Si l’on veut, en étudiant l’histoire des dernières années de la république romaine, se donner le plaisir piquant des contrastes, il suffit de placer la figure de Cælius en regard de celle de Brutus[1]. On ne saurait imaginer deux contemporains qui se ressemblent moins. Chacun d’eux avait précisément les qualités qui manquaient à l’autre ; ils étaient tout à fait opposés de caractère, d’opinions, de conduite, et si en somme leur destinée fut à peu près la même, on peut dire qu’ils avaient pris pour y arriver les routes les plus contraires.

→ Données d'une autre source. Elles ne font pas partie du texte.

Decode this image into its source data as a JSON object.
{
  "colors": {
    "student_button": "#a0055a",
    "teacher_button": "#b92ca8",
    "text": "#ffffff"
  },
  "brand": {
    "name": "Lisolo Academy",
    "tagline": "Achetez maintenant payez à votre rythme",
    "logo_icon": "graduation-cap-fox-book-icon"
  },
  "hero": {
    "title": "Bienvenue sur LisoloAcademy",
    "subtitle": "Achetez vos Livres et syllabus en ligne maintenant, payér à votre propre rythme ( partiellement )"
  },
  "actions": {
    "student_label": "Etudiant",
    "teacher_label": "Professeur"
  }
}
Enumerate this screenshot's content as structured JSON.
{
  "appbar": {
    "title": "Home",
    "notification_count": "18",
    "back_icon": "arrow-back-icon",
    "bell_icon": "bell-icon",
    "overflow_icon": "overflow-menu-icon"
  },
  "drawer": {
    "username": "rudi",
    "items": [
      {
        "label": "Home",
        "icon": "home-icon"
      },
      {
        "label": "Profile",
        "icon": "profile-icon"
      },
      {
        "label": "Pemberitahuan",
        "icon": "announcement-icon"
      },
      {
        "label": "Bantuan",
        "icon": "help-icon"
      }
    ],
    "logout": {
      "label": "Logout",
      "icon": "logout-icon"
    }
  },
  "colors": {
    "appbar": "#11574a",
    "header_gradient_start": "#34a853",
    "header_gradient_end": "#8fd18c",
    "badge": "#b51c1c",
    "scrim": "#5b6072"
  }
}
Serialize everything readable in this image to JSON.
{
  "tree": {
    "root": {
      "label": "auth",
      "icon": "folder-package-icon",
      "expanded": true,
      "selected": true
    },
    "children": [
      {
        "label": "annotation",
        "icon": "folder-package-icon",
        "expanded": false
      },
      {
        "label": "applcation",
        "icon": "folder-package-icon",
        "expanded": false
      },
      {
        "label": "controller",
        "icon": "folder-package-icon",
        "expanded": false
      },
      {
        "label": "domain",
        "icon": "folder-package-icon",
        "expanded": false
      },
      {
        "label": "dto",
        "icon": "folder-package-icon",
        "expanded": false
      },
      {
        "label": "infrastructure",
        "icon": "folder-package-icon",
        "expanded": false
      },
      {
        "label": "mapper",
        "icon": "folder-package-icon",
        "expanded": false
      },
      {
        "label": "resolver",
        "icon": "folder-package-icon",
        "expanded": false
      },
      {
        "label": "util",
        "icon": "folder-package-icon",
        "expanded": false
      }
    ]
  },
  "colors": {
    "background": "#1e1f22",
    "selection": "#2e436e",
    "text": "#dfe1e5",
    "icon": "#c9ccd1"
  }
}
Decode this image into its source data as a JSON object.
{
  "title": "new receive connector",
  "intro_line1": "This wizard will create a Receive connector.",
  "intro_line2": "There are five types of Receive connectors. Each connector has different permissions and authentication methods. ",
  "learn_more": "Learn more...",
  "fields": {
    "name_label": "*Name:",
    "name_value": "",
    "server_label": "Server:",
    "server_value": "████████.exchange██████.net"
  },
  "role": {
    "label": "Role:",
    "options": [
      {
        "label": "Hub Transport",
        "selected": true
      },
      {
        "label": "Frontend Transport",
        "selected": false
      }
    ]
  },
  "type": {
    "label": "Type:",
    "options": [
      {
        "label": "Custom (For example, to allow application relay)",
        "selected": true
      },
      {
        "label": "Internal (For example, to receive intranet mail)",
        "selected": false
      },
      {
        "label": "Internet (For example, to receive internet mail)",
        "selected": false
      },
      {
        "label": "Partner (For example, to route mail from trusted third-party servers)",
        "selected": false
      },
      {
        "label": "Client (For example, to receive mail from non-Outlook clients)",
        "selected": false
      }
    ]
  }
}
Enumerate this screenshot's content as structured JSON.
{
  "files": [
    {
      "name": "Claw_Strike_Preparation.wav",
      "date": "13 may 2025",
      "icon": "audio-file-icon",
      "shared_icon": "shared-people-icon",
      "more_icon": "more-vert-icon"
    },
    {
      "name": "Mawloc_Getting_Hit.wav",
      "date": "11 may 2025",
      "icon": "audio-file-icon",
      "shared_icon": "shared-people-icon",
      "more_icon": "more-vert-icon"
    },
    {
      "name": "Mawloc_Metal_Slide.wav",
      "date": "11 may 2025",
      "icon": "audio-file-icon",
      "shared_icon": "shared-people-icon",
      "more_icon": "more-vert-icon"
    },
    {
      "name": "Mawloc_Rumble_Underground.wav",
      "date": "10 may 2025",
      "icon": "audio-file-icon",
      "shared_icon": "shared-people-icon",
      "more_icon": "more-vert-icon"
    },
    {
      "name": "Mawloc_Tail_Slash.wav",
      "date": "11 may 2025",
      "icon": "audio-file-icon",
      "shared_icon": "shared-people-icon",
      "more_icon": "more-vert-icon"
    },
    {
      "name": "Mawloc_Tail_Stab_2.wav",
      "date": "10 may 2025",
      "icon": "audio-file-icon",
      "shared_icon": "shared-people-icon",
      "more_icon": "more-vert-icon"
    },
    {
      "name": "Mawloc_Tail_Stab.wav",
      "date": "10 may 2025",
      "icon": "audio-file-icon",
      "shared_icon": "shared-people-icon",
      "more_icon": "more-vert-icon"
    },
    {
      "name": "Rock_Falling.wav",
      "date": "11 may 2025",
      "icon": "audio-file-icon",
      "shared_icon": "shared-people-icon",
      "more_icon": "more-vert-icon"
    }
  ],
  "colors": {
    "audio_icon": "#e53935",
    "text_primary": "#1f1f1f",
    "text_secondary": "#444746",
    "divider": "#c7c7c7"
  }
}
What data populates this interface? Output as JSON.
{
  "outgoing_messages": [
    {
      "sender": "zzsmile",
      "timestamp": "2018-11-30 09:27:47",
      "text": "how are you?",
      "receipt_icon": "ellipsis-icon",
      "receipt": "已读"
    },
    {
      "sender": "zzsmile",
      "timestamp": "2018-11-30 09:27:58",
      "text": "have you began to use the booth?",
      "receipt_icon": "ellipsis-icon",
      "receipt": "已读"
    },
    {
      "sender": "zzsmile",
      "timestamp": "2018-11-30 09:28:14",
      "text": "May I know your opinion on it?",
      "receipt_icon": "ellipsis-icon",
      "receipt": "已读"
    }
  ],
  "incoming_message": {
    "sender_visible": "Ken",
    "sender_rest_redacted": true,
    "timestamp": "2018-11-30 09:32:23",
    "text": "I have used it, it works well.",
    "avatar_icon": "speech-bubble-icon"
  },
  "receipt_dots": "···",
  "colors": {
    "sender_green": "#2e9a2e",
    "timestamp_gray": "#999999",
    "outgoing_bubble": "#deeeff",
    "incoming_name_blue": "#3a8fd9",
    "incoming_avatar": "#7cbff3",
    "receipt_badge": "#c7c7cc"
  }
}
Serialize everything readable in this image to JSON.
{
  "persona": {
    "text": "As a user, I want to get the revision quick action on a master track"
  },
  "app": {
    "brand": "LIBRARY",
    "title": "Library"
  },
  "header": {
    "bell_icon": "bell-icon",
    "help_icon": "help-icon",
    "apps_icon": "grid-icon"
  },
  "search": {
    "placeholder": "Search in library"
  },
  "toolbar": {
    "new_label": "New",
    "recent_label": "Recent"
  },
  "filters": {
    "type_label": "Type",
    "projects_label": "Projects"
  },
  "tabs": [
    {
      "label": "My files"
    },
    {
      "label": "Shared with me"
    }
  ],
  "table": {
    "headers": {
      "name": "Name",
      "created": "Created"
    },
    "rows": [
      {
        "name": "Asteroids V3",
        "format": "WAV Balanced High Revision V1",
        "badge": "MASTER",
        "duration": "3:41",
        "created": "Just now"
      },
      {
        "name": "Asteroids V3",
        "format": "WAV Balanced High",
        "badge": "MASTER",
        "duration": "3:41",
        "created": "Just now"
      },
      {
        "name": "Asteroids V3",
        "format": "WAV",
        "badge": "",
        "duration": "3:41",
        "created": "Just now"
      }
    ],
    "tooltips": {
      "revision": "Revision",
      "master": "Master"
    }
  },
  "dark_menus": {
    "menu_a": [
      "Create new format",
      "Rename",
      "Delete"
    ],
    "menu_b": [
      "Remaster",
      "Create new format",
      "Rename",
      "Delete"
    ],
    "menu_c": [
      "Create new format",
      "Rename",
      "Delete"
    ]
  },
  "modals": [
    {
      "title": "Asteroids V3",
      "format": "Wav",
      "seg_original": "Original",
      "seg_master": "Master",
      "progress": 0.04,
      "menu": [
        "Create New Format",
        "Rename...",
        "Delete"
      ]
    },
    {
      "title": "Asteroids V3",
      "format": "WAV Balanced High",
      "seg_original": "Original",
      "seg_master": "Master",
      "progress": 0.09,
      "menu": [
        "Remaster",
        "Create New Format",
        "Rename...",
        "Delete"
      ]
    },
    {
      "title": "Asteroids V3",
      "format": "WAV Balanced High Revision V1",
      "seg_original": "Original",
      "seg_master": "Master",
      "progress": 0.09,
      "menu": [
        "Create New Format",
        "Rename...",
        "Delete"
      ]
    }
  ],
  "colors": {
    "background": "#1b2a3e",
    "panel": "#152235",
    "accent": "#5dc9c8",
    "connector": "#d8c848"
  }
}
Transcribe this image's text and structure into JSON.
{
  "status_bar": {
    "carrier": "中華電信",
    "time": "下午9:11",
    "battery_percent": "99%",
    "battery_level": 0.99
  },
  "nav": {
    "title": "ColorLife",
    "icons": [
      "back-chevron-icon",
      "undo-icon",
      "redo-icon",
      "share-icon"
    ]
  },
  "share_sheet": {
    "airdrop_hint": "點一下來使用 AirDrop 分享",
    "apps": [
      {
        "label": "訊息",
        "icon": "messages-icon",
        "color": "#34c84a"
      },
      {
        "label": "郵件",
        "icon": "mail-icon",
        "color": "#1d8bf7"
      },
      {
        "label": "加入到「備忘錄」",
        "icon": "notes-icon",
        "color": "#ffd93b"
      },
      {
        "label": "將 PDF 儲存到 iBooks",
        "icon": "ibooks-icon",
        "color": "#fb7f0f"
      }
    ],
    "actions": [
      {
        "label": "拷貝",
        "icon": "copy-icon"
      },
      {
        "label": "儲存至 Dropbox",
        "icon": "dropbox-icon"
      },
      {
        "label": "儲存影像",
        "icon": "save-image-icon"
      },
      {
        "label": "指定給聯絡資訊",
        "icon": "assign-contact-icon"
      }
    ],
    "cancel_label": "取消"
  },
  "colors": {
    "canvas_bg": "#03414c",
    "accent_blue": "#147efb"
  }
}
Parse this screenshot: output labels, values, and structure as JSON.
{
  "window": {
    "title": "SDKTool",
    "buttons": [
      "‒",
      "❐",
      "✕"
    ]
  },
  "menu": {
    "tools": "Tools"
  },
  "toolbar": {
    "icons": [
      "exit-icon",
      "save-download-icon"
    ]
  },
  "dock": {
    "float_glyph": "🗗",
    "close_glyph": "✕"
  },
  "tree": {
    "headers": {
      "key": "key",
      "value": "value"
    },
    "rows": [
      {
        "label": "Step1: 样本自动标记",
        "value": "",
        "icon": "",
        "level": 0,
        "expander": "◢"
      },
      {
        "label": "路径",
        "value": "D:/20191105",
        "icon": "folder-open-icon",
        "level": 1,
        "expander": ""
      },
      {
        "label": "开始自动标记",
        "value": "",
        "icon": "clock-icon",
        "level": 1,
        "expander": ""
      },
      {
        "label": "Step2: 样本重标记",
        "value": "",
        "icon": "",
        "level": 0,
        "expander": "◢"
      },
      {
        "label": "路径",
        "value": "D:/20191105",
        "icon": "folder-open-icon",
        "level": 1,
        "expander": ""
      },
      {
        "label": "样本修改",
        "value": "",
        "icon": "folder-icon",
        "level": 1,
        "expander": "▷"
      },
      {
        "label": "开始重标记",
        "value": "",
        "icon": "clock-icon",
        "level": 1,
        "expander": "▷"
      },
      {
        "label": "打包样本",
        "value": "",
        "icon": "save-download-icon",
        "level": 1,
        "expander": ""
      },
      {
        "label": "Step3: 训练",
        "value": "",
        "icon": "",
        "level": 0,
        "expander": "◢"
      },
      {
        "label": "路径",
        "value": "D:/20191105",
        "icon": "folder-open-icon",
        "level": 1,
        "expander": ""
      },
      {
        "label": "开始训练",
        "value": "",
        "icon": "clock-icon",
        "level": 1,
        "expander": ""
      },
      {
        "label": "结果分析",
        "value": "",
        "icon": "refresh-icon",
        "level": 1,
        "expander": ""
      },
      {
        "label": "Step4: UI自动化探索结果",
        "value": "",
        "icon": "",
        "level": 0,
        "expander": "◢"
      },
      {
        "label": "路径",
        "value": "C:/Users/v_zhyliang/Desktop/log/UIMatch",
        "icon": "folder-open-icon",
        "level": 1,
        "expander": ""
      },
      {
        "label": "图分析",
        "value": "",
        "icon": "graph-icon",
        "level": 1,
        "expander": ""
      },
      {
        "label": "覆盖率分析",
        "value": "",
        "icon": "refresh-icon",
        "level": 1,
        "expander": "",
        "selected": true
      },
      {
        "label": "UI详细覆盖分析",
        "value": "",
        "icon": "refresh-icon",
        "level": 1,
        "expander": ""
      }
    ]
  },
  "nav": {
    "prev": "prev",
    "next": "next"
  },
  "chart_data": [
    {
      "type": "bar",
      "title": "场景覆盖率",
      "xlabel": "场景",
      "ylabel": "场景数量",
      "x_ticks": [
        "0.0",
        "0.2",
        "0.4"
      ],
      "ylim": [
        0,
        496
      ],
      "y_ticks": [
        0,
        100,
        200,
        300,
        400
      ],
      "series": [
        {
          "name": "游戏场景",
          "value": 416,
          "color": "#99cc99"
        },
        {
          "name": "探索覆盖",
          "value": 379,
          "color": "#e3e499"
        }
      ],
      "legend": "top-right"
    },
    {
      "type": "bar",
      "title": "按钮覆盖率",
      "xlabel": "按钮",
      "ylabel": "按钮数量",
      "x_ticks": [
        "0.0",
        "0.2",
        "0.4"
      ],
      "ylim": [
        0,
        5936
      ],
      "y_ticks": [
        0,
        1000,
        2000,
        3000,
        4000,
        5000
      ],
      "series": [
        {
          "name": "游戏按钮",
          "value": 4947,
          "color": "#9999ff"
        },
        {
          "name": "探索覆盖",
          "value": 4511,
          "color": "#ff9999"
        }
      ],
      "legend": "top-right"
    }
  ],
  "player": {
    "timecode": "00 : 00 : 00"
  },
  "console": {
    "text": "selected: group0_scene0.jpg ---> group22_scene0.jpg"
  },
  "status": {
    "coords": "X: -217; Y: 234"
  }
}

Brutus cependant n’était parmi ses contemporains qu’une exception ; on admirait plus l’austérité de sa vie, son amour de la retraite et de l’étude, la fermeté de ses principes, l’ardeur de ses convictions, qu’on ne cherchait à les imiter. Ses vertus n’appartenaient qu’à lui, et, malgré le respect involontaire qu’elles inspiraient, on ne voit pas qu’elles aient exercé une influence sérieuse sur les mœurs de personne. Cælius au contraire est tout à fait de son temps ; il a vécu comme on vivait autour de lui. Toute la jeunesse d’alors, les Curion, les Dolabella, lui ressemblent. Ils sont tous, comme lui, corrompus de bonne heure, peu soucieux de leur dignité, prodigues de leur bien, amis des plaisirs faciles ; tous se jettent, dès qu’ils le peuvent, dans la vie publique avec une ambition inquiète, de grands besoins à contenter, peu de scrupules et point de croyances. Son histoire est donc celle de tous les autres, et l’avantage qu’on trouve à l’étudier, c’est de connaître d’un coup toute la génération dont il

  1. Voyez la Revue du 1er novembre 1863.